Luckily for Data Transmission, the story is not only true, but in reality, when Paul and Elena did go for dinner, It was Paul’s intention to get Elena back to his studio by the third date, with explicit the intention of getting her vocals onto a track. Paul then knew he had found The One…to bring onto his own long term pet music project: a duo termed Hot Casandra.

Officially launching as a duo in 2011, in just two years, Hot Casandra has had rave reviews from Romanian MTV, Romanian lifestyle magazines, Swiss Media and, since their move to London in 2012, sets at The Egg, Proud Camden, Pacha, Ministry of Sound and national press coverage to boot. Now, armed with a debut long-player Getaway Heart  the duo are keen to step up into the international field. 

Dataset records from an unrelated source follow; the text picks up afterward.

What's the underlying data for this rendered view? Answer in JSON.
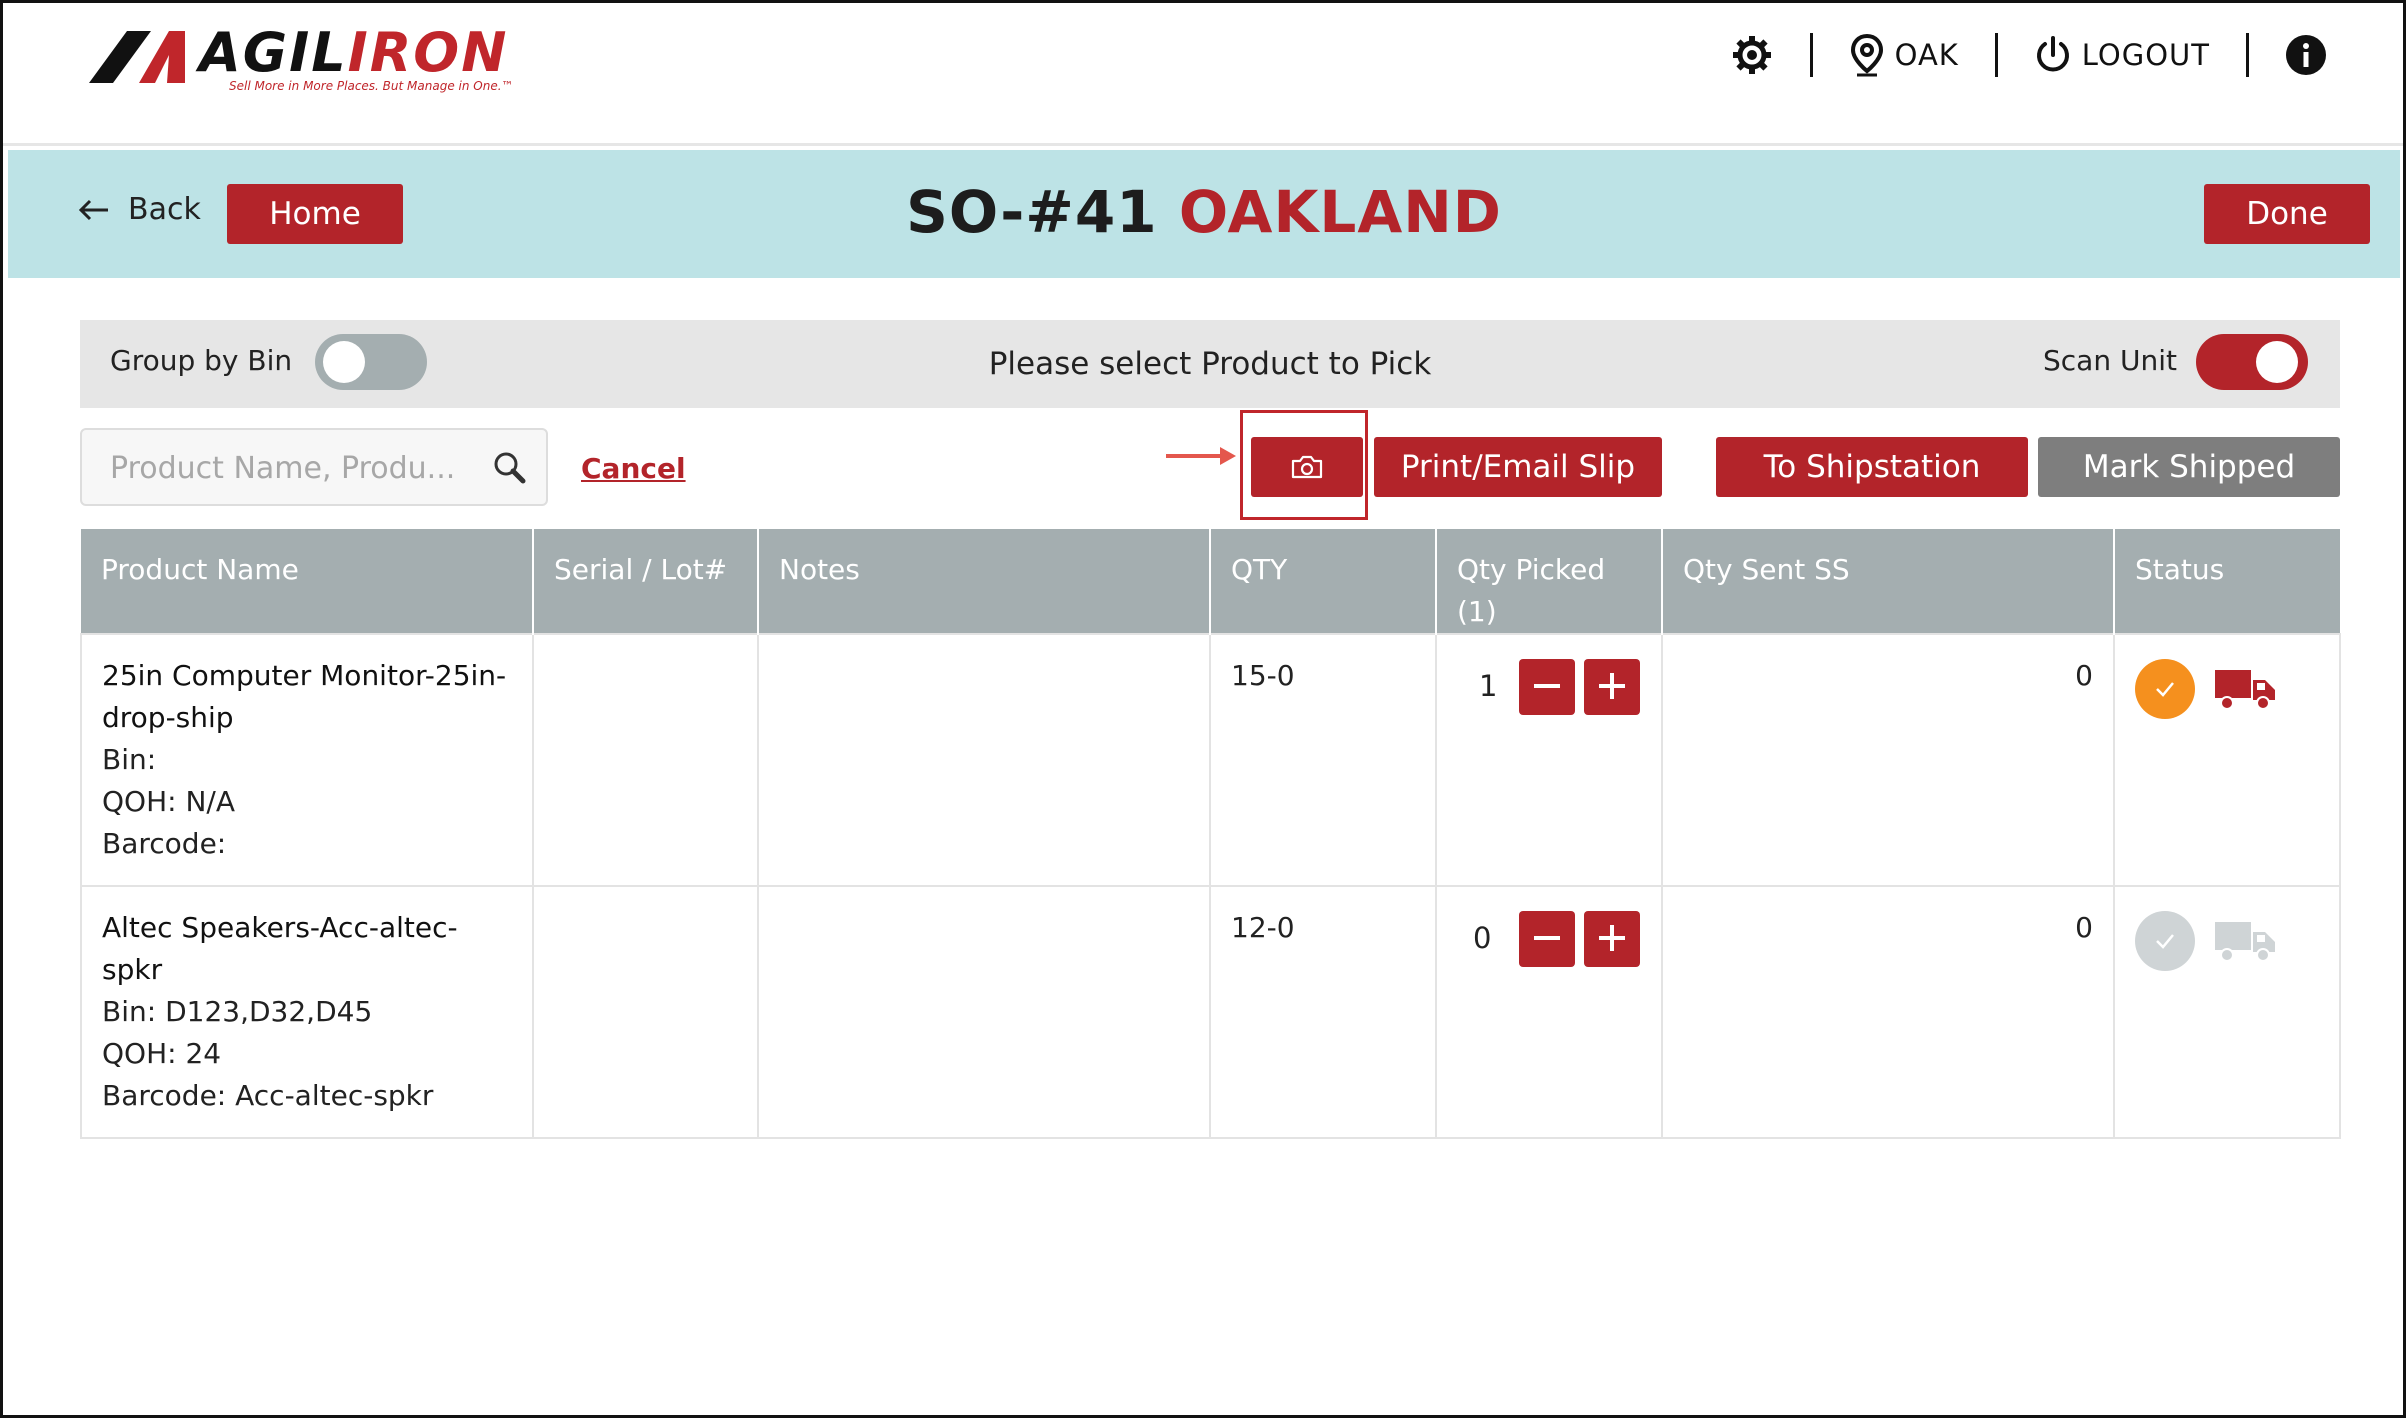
{
  "header": {
    "brand": "AGILIRON",
    "tagline": "Sell More in More Places. But Manage in One.™",
    "location": "OAK",
    "logout": "LOGOUT"
  },
  "title_bar": {
    "back": "Back",
    "home": "Home",
    "order": "SO-#41",
    "location_name": "OAKLAND",
    "done": "Done"
  },
  "options_bar": {
    "group_by_bin": "Group by Bin",
    "group_by_bin_on": false,
    "instruction": "Please select Product to Pick",
    "scan_unit": "Scan Unit",
    "scan_unit_on": true
  },
  "search": {
    "placeholder": "Product Name, Produ...",
    "value": "",
    "cancel": "Cancel"
  },
  "actions": {
    "print_email": "Print/Email Slip",
    "to_shipstation": "To Shipstation",
    "mark_shipped": "Mark Shipped"
  },
  "table": {
    "headers": [
      "Product Name",
      "Serial / Lot#",
      "Notes",
      "QTY",
      "Qty Picked",
      "(1)",
      "Qty Sent SS",
      "Status"
    ],
    "rows": [
      {
        "name": "25in Computer Monitor-25in-drop-ship",
        "bin": "Bin:",
        "qoh": "QOH: N/A",
        "barcode": "Barcode:",
        "serial": "",
        "notes": "",
        "qty": "15-0",
        "picked": "1",
        "sent": "0",
        "status": "picked",
        "status_color": "#f5901e",
        "truck_color": "#b3242a"
      },
      {
        "name": "Altec Speakers-Acc-altec-spkr",
        "bin": "Bin: D123,D32,D45",
        "qoh": "QOH: 24",
        "barcode": "Barcode: Acc-altec-spkr",
        "serial": "",
        "notes": "",
        "qty": "12-0",
        "picked": "0",
        "sent": "0",
        "status": "pending",
        "status_color": "#cfd4d6",
        "truck_color": "#cfd4d6"
      }
    ]
  }
}
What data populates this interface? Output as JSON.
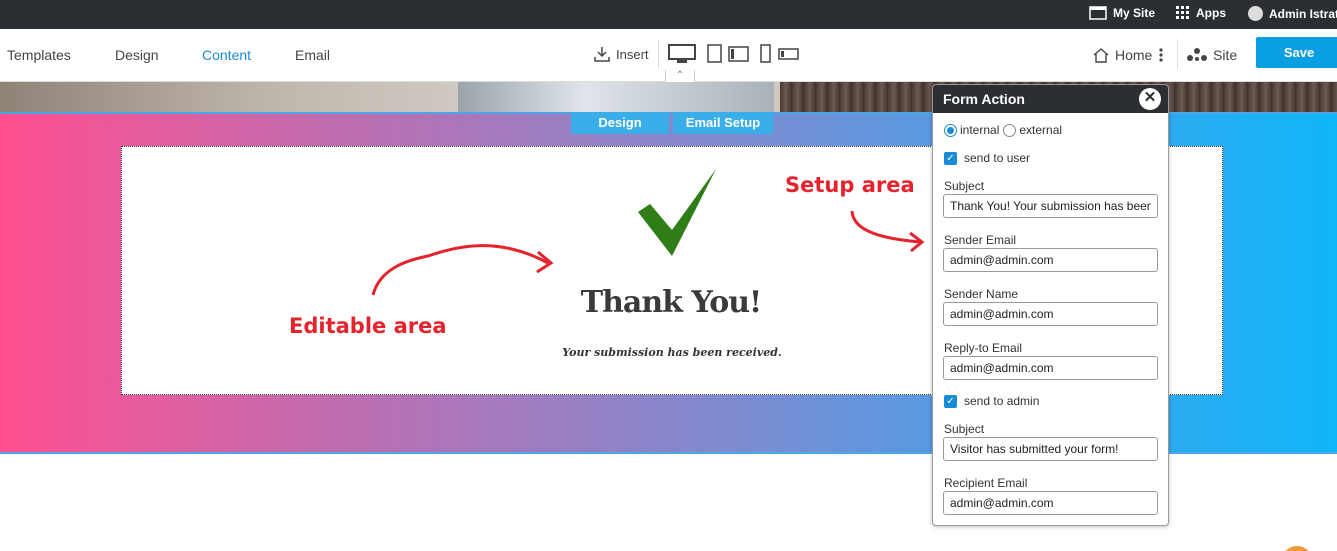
{
  "topbar": {
    "my_site": "My Site",
    "apps": "Apps",
    "user": "Admin Istrato"
  },
  "nav": {
    "templates": "Templates",
    "design": "Design",
    "content": "Content",
    "email": "Email",
    "insert": "Insert",
    "home": "Home",
    "site": "Site",
    "save": "Save"
  },
  "section_tabs": {
    "design": "Design",
    "email_setup": "Email Setup"
  },
  "content": {
    "title": "Thank You!",
    "subtitle": "Your submission has been received.",
    "annot_editable": "Editable area",
    "annot_setup": "Setup area"
  },
  "panel": {
    "title": "Form Action",
    "radio_internal": "internal",
    "radio_external": "external",
    "send_to_user": "send to user",
    "subject_label": "Subject",
    "subject_value": "Thank You! Your submission has been received.",
    "sender_email_label": "Sender Email",
    "sender_email_value": "admin@admin.com",
    "sender_name_label": "Sender Name",
    "sender_name_value": "admin@admin.com",
    "reply_to_label": "Reply-to Email",
    "reply_to_value": "admin@admin.com",
    "send_to_admin": "send to admin",
    "admin_subject_label": "Subject",
    "admin_subject_value": "Visitor has submitted your form!",
    "recipient_label": "Recipient Email",
    "recipient_value": "admin@admin.com"
  },
  "colors": {
    "accent": "#0a9ee3",
    "annotation": "#e5232c",
    "check": "#2f7d16"
  }
}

Speaking to Paul shortly before their boxing-day set at Ministry Of Sound for the Toolroom Knights (Where he’d play a storming two hour set which even the turkey-drunk, great-aunt-senile-chat-weary crowd were furiously fist pumping to) what strikes DT as much as the lifestyle-mag love-story angle to the duo’s tale is the consistent theme of backward movement. Having achieved pop success, vocalist Elena was determined to start again from scratch on music on her own terms. Meanwhile, upon moving to London, Paul befriended a Hoxton based synth collector called Dan who became entranced by the duo’s story and sound, and subsequently gave Paul free use of his extensive analog synth collection. “I now make music in the opposite direction to most” he tells DT “I make a track, record all melodies on Ableton with the usual plug ins, then I replace and re-record everything with 90s Synths!” 

Even their success feels like a counter inertial movement. Thanks to Elena’s residual fame, the duo had MTV coverage and national press exposure before they were particularly established as a duo in the electronic community. Their most popular track to date, the long-player’s title piece, Getaway Heart, is actually their oldest. “I recorded this one years ago” explains Paul. “But I was afraid of the sound. I was worried It’d get compared to Depeche Mode or something similar, I didn’t know how comfortable I felt making that kind of music, so I’ve only just released it now.”

Clearly a hurdle the duo got over: their entire sound has a dusty, basement bar in the ‘90s feel to it. Paul clams up when asked to compare his sound to other artists, but there are a couple of references to Depeche Mode a few times in the interview, and DT would certainly hedge bets on their being a key influence to the young Romanian Reformers.

So what next for the nostalgic synth Sid & Nancy? “We love London. It is very different however. In Bucharest, you’re sort of left alone. Club parties go on all weekend, and you can live in a world of never-ending decadent weekends where all sorts of things go down. In London everything’s that bit more safe, but more regulated too. We’re responding to that though. We working on our DJing now as opposed to live sets and we’re producing more and more re-edits of our work for the house-happy London crowd.” As for what advice he’d give other emerging musicians, Paul laughs. “I have no idea! I’ll tell you once I’ve finished emerging as an artist myself!”